Effect of Siva-1 overexpression on KATO III/VCR cell growth. (A and B) Apoptotic rate in Siva-1 overexpressed-KATO III/VCR cells was analyzed by flow cytometry. (C and D) KATO III/VCR + LV-Siva-1 cells, KATO III/VCR + LV-NC cells and KATO III/VCR cells were plated in 6-well plates at a density of 200 cells/well, after which colony growth was observed under an optical microscope following 14 days (magnification, ×40). The surviving fraction of cells (visible colonies) was stained with gentian violet and counted manually. Data are presented as the mean ± standard deviation from 3 independent experiments. *P<0.05 vs. group 2 and 3. 1, KATO III/VCR + LV-Siva-1; 2, KATO III/VCR + LV-NC; 3, KATO III/VCR; VCR, vincristine; LV, lentivirus; NC, negative control; 7-AAD, 7-amino-actinomyosin D.

Figure 6.

Siva-1 overexpression increases KATO III/VCR cell migration and invasion. (A and B) KATO III/VCR + LV-Siva-1 cells, KATO III/VCR + LV-NC cells and KATO III/VCR cells were cultured to confluence on 6-well plates, after which a central linear wound was created with a 200-µl sterile pipette tip.
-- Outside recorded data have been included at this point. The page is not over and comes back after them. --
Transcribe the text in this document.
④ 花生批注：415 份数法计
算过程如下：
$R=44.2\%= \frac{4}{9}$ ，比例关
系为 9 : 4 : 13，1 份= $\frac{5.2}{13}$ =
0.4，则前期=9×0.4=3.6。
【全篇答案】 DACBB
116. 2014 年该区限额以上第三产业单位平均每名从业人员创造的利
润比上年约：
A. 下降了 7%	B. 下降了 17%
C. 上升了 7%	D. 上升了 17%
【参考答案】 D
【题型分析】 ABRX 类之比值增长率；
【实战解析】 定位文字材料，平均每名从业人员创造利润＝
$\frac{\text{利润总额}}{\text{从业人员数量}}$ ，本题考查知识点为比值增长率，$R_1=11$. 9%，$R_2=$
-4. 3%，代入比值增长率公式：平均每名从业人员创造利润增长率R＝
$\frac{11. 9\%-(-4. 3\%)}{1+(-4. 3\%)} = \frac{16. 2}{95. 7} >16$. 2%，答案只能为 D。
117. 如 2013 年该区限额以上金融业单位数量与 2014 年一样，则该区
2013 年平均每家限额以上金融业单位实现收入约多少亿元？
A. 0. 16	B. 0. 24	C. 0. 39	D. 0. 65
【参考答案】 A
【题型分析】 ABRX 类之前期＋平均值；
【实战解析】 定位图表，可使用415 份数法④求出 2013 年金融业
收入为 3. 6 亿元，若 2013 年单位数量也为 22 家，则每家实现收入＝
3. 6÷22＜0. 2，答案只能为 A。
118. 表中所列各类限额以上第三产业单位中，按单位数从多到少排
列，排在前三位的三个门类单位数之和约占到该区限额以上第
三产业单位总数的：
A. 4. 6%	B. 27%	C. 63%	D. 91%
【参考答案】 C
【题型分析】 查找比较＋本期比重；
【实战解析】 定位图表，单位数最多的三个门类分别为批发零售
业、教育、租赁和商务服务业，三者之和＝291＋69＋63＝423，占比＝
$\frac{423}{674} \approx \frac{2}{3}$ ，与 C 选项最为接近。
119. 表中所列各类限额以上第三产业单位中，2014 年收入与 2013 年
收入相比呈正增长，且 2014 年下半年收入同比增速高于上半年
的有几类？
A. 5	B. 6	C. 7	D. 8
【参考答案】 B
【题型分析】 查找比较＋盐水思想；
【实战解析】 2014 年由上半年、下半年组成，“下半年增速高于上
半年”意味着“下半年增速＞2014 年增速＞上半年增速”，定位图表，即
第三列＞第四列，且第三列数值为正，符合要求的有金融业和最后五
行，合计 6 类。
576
The wound was imaged over a 4-day interval (magnification, ×40). (C and D) KATO III/VCR + LV-Siva-1 cells, KATO III/VCR + LV-NC cells and KATO III/VCR cells were loaded into the upper chambers of a Matrigel-coated Transwell plate. Filtrated cells on the undersurface of the polycarbonate membranes were stained and counted under an optical microscope after 48 h (magnification, ×200). *P<0.05 vs. group 2 and 3. 1, KATO III/VCR + LV-Siva-1; 2, KATO III/VCR + LV-NC; 3, KATO III/VCR. VCR, vincristine; LV, lentivirus; NC, negative control.